1. dat de voorwaarde in letter c) niet mag worden gecombineerd met de voorwaarde in letter d) alleen, en

2. dat, in geval van combinatie van de voorwaarde in letter b), onder i), met alleen de voorwaarden in letter c) of d), de flexibiliteitszone niet lager mag gaan dan 40 % van het referentietarief.

Aanhangsel bij bijlage II 1. Aantekeningen bij het in artikel 4, lid 3, onder b), en lid 4, bedoelde zonale schema

ii) Referentietarief voor 1990/1991:

het in artikel 2, onder i), bedoelde referentietarief dat geldt op 1 september 1990.

ii) Referentietarief voor 1991/1992:

het in artikel 2, onder i), bedoelde referentietarief dat geldt op 1 september 1991.

2. Definitie van "off-peak"

Een luchtvaartmaatschappij kan bepaalde vluchten om commerciële overwegingen als "off-peak" bestempelen.

Wanneer een luchtvaartmaatschappij de voorwaarde in punt 2, onder 2), letter d), wil gebruiken, stellen de luchtvaartautoriteiten van de betrokken Lid-Staten in onderling overleg op basis van het door die luchtvaartmaatschappij ingediende voorstel voor elk traject de off-peak-vluchten vast.

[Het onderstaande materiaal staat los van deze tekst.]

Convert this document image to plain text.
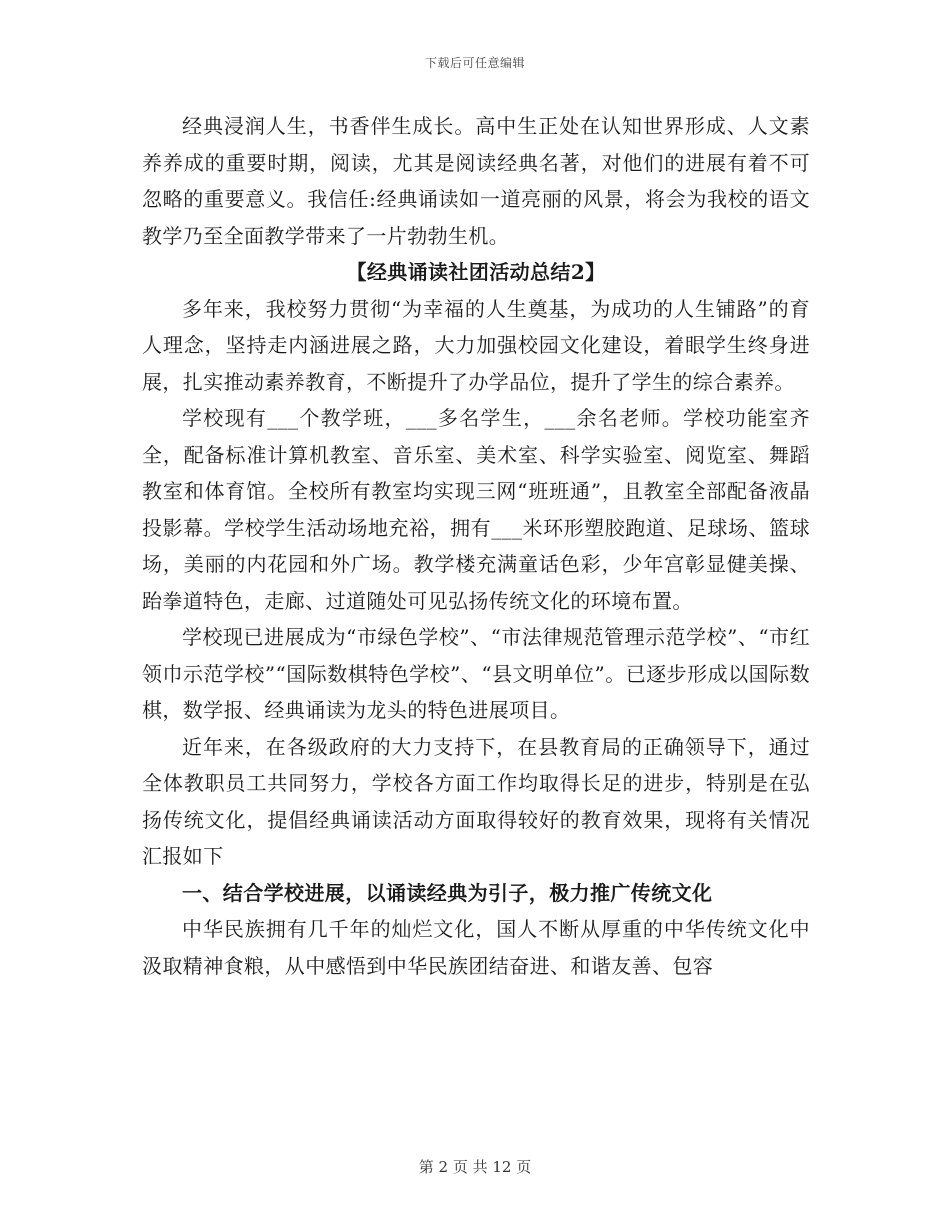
下载后可任意编辑

经典浸润人生，书香伴生成长。高中生正处在认知世界形成、人文素养养成的重要时期，阅读，尤其是阅读经典名著，对他们的进展有着不可忽略的重要意义。我信任:经典诵读如一道亮丽的风景，将会为我校的语文教学乃至全面教学带来了一片勃勃生机。

【经典诵读社团活动总结2】

多年来，我校努力贯彻“为幸福的人生奠基，为成功的人生铺路”的育人理念，坚持走内涵进展之路，大力加强校园文化建设，着眼学生终身进展，扎实推动素养教育，不断提升了办学品位，提升了学生的综合素养。

学校现有___个教学班，___多名学生，___余名老师。学校功能室齐全，配备标准计算机教室、音乐室、美术室、科学实验室、阅览室、舞蹈教室和体育馆。全校所有教室均实现三网“班班通”，且教室全部配备液晶投影幕。学校学生活动场地充裕，拥有___米环形塑胶跑道、足球场、篮球场，美丽的内花园和外广场。教学楼充满童话色彩，少年宫彰显健美操、跆拳道特色，走廊、过道随处可见弘扬传统文化的环境布置。

学校现已进展成为“市绿色学校”、“市法律规范管理示范学校”、“市红领巾示范学校”“国际数棋特色学校”、“县文明单位”。已逐步形成以国际数棋，数学报、经典诵读为龙头的特色进展项目。

近年来，在各级政府的大力支持下，在县教育局的正确领导下，通过全体教职员工共同努力，学校各方面工作均取得长足的进步，特别是在弘扬传统文化，提倡经典诵读活动方面取得较好的教育效果，现将有关情况汇报如下

一、结合学校进展，以诵读经典为引子，极力推广传统文化

中华民族拥有几千年的灿烂文化，国人不断从厚重的中华传统文化中汲取精神食粮，从中感悟到中华民族团结奋进、和谐友善、包容

第 2 页 共 12 页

Op elk traject waar de totale activiteit van luchtvaartmaatschappijen die de derde of vierde luchtvrijheid genieten, een wekelijks gemiddelde van 18 terugvluchten bedraagt, krijgt de betrokken luchtvaartmaatschappij ten minste toestemming om de voorwaarde in punt 2, onder 2), letter d), op maximaal 50 % van haar totale dagelijkse vluchten toe te passen, mits de vluchten waarop deze voorwaarde mag worden toegepast, vertrekken tussen 10.00 uur en 16.00 uur of tussen 21.00 uur en 6.00 uur.